Aine for her outspoken insolence and insistence that she is a Republican is thrown into the middle of a ‘dirty’ protest the other women Republican prisoners have instigated for holding a paramilitary display in the prison grounds and in defiance of the British Government stance that as they are criminals, the IRA prisoners will never receive political status. For those of you that don’t know what a ‘dirty’ protest is it means Eileen and her compatriots are smearing their own excrement on their cell walls, refusing to wash and are confined to their cells for 23 hours a day! The situation doesn’t improve but to the contrary escalates into Eileen going on hunger strike when she learns that three male IRA prisoners, including her boyfriend, are also on hunger strike.
This is certainly a moving film and not for the feint hearted. The conditions inside the prison in the women’s cells, the stance of the British Government imposed by Governor Cunningham (Conor Mullen) on the women Republican inmates and the friction between these IRA prisoners and some of the Loyalist warders are all very stark and illuminating. The film though focuses very much on the plight of the Republican prisoners and the developing friendship between Eileen and Aine who have such a completely different outlook on life but help each other out at a crucial crux in the story. The film however only focuses on the story from the prisoners’ perspective and ignores the acts of terrorism that they have committed.

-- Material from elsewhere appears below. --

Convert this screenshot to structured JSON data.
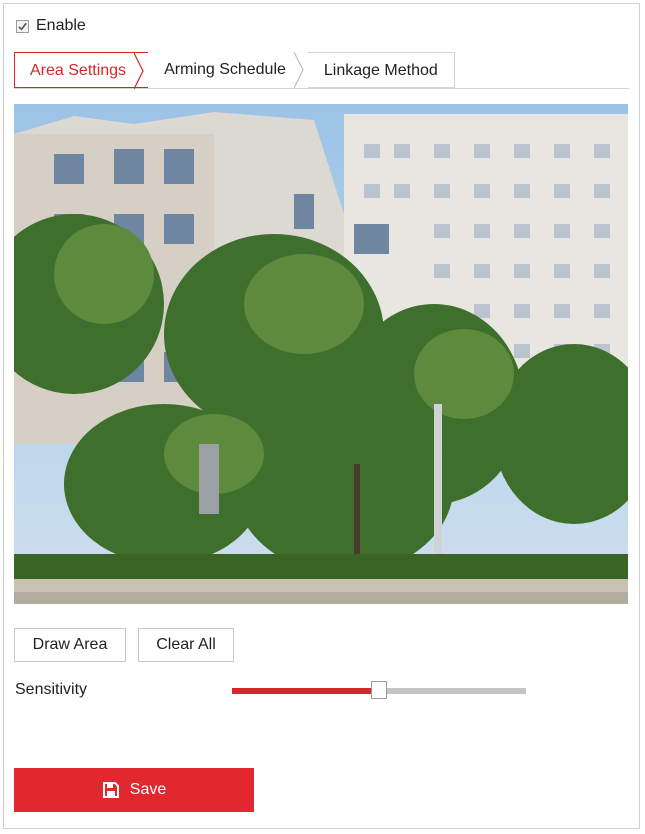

Director Maeve Murphy who hails from Northern Ireland and also wrote and produced SILENT GRACE (her debut feature) manages to pull off quite a feat with this film. Though the story is fictional it is based on true facts and by humanizing her lead characters in their fight against the British Government, Maeve Murphy has ended up with quite a watchable but paced film bolstered by a reasonable script and directing that keep the film moving along. It is well acted by all the cast, especially by Orla Brady, Cathleen Bradley and Conor Mullen, and their convincing portrayals really lift it out of its grim and turbulent background.